A Routine Flight Over a Frozen World
In April, NASA scientist Chad Green was flying aboard a Gulfstream III over northern Greenland, focused on monitoring a radar instrument designed to study the ice sheet. From the aircraft window, he casually photographed the vast white landscape below—nothing unusual at first glance. The mission wasn’t about discovery, but about testing technology. Yet one image would soon reveal something no one expected.
An Image That Revealed the Impossible
When the data was reviewed, strange geometric patterns appeared beneath the ice—too organized to be natural. Radar scans hinted at structures buried deep below the surface. What looked like abstract lines soon resolved into tunnels, corridors, and chambers. The ice wasn’t empty. It was hiding something massive.
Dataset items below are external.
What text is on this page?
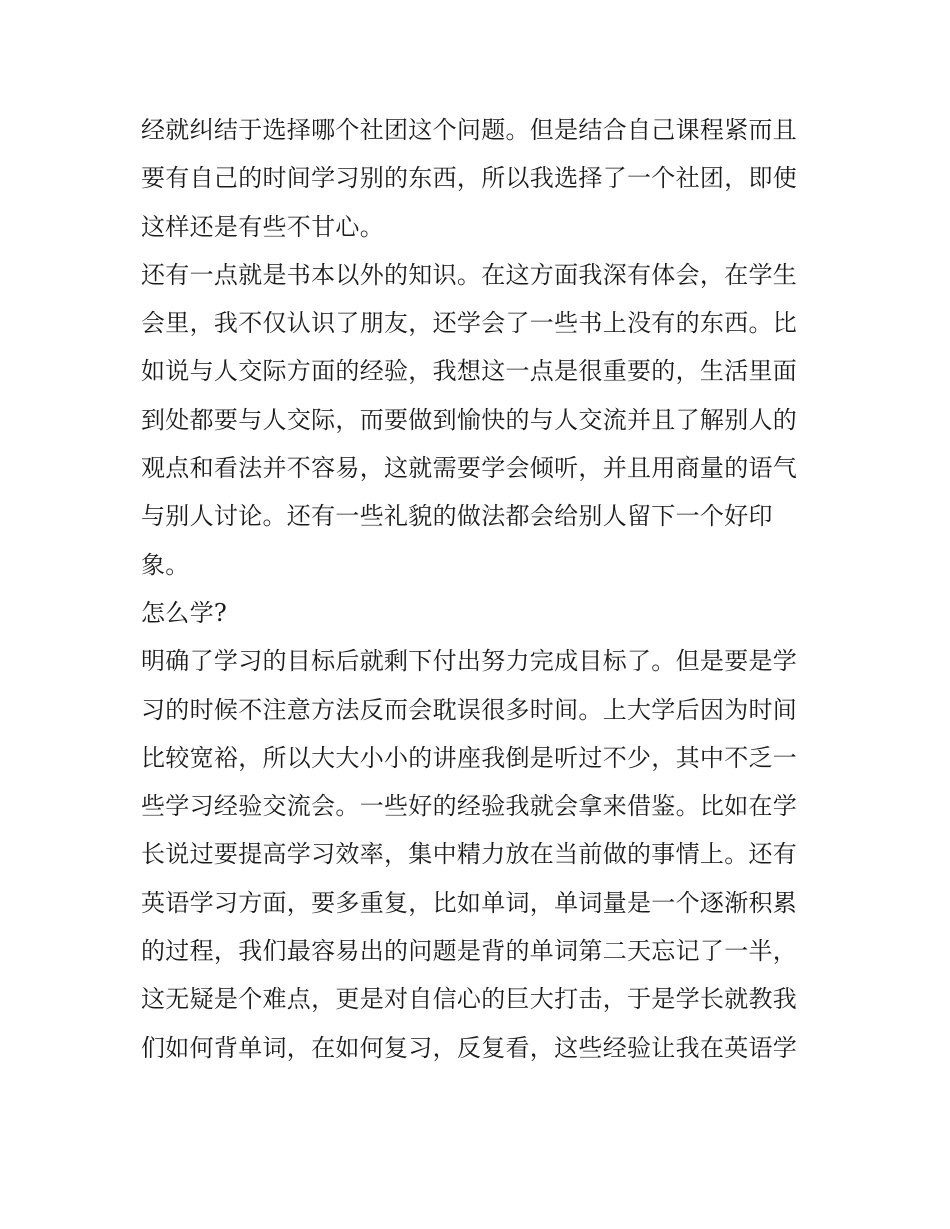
经就纠结于选择哪个社团这个问题。但是结合自己课程紧而且
要有自己的时间学习别的东西，所以我选择了一个社团，即使
这样还是有些不甘心。
还有一点就是书本以外的知识。在这方面我深有体会，在学生
会里，我不仅认识了朋友，还学会了一些书上没有的东西。比
如说与人交际方面的经验，我想这一点是很重要的，生活里面
到处都要与人交际，而要做到愉快的与人交流并且了解别人的
观点和看法并不容易，这就需要学会倾听，并且用商量的语气
与别人讨论。还有一些礼貌的做法都会给别人留下一个好印
象。
怎么学?
明确了学习的目标后就剩下付出努力完成目标了。但是要是学
习的时候不注意方法反而会耽误很多时间。上大学后因为时间
比较宽裕，所以大大小小的讲座我倒是听过不少，其中不乏一
些学习经验交流会。一些好的经验我就会拿来借鉴。比如在学
长说过要提高学习效率，集中精力放在当前做的事情上。还有
英语学习方面，要多重复，比如单词，单词量是一个逐渐积累
的过程，我们最容易出的问题是背的单词第二天忘记了一半，
这无疑是个难点，更是对自信心的巨大打击，于是学长就教我
们如何背单词，在如何复习，反复看，这些经验让我在英语学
The Cold War City Under the Ice
Scientists soon realized they had uncovered Camp Century, a secret U.S. military base built in 1959 during the Cold War. Constructed by the U.S. Army Corps of Engineers, the base was carved directly into the Greenland ice sheet, forming a network of tunnels once described as a “city under the ice.” Abandoned in 1967, it was slowly buried by decades of snowfall and shifting ice.
Why Camp Century Vanished
When Camp Century was shut down, it was assumed the ice would permanently entomb it. Over time, nearly 100 feet of ice covered the facility, disguising it completely. For decades, it existed only in old military records and fading Cold War history—until modern radar technology made it visible again.
Technology That Changed Everything
The breakthrough came from NASA’s UAV SAR—Uninhabited Aerial Vehicle Synthetic Aperture Radar—mounted on modern aircraft. Unlike older surveys, this system created detailed, multi-dimensional maps of the ice’s internal layers. For the first time, individual buildings and tunnels inside Camp Century could be clearly seen beneath the ice.
A Discovery With Serious Consequences
The rediscovery raised urgent questions. Scientists are now using radar data to predict when melting or thinning ice could expose the buried base again. Camp Century may still contain radioactive material and chemical waste left behind decades ago—posing environmental risks if released. What was once hidden for safety may not stay buried forever.
Found by Accident, Important for the Future
Ironically, Green and fellow scientist Alex Gardner weren’t searching for Camp Century at all. Their goal was to understand ice thickness and internal layers to better predict sea level rise. Without accurate ice data, forecasting Earth’s future becomes impossible. These April test flights are now opening a new era of mapping in Greenland, Antarctica, and other unexplored frozen regions—where more forgotten secrets may still lie beneath the ice.